Ech... exceptionally wrong! It seems to me you don't know how to use run-time languages
On the contrary, these days I spend 100% of my work time working in a run-time interpretted language (Matlab). The problems that creates for me, and the work-arounds I've had to pursue for it, are exactly the basis for my views.
and seem to decided untyped languages are inherently dynamic.
No. Moreover, my comments there didn't say anything about typing, so not sure where that is coming from.
If your C program took 5 seconds and your (say) Python program took 10 seconds, you probably don't know Python or too much of your cost is system based.
I don't use Python, but the rule-of-thumb I have for comparing my interpretted programs vs. their compiled C equivalents is two orders of magnitude.
If Python gets closer than that, well, bully for Python. But I have plenty of friends who do use Python, and find themselves replacing the intensive functions with C in order to keep runtime under control (and/or relying on the various compiled extension libraries).
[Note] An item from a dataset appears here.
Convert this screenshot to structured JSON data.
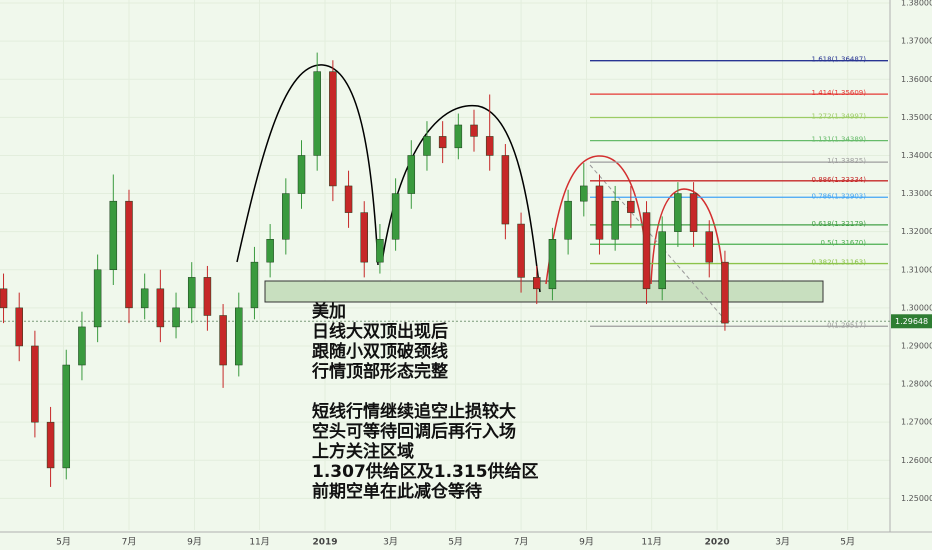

And, no, the issue is not system-based costs. It's just computationally-intensive functions. That kind of thing abounds in machine learning, what with the prolific use of iterative nonlinear optimization algorithms.
Numpy and Scipy libraries controlled by a dynamic language often run at near C++ speeds. Control logic rarely takes even 1% of run-time.
Right: that kind of thing - relying on compiled C/assembly-optimized libraries for the intensive stuff - is exactly one of the compromises I suggested.
It hardly goes to your contention that interpretted languages are plenty fast enough on their own. Those are exactly examples of cases wherein the performance of such was way too slow, and so they were replaced by compiled C libraries to handle the intensive stuff. That's a direct, explicit demonstration of the vastly superior speed of compiled languages for intensive numerical calculations.
Likewise, if those packages don't already do what you need to do, you're back to either accepting a huge performance penalty by using native Python, or writing and compiling your own C libraries. Just as I said above.
Alternatively, if what you mean by "using interpretted languages the right way" is "avoid doing anything computationally intensive directly with them, and instead rely on compiled libraries for that," then you are not disagreeing with me in the slightest.
So if you are running that much slower while the rest of the developer world is not, the problem is you.
I'm only running that much slower in cases where I have to rely on the interpretted languages exclusively. In cases where I am able to replace all of the intensive stuff with compiled C, as you recommend, there is little issue. This being why I recommended exactly such a compromise solution in the post you are responding to.
Prototyping Python with BLAS, Numpy, Scipy, PyTables and a whole host of other libraries will usually take HALF the time of a C++ prototype.
Sure, supposing those libraries already do what you need done. If not, you're going to have to either eat a huge runtime penalty, or go ahead and write the C code and compile your own library. Either way, you're only getting the speed because somebody took the time to write the code in optimized C and compile it.
In C++ what is the chain hierarchy which is needed to make even a trivial change? A small change can be have huge implications on a C++ code base where in Python is practically never does. Since part of the prototype is acknowledging that there will be unexpected hurdles, this matters even more!
I agree that C can present some extra difficulties there, but have found that thoughtful architecture of the general framework up-front tends to avoid most of that.
That said, I have frequently worked in the past by doing initial first-pass prototyping in an interpretted language, and then porting it to C once the basic shape of it was in place. That way I could do the really runtime-intensive parts of the development and maintenance at a reasonable clip.
These days, though, I'm stuck entirely in the interpetted languages and so stuck with nasty runtime penalties.
Why should I always think of typing when I write code? Because you said so?
Well, you could try addressing the reasons I actually gave before complaining that I didn't give any.
The point is that your program is, ultimately, going to end up using data types. And so you might as well keep tabs on that, and ensure that the types you end up with are appropriate.
Perhaps this is my background in embedded targets showing through, though. If you aren't trying to run in real-time on a resource-limited, power-limited platform, you might not care much.
Hell... isn't that a big benefit of the typedef and the macro-def?
I'm not sure what you mean there - you're saying that typedef is a way to
not think about typing? Certainly, it is useful for encapsulating platform type dependencies and such from the whole of the source code, but it is nevertheless all about thinking carefully about typing and having fine control over such.
And what does typing have to do with bloat? You're talking absolute nonsense here.
To be clear, I'm not talking about the source code being bloated. I'm talking about ending up with target code that uses data types which are excessive for their purposes. That does not happen when you think about and specify types as you go. It tends to happen all of the time when you don't.
Your mind seems to be stuck in 1999.
Well, again, my whole career is in the embedded target world, which indeed probably looks a lot like the big-iron world of 13-ish years ago.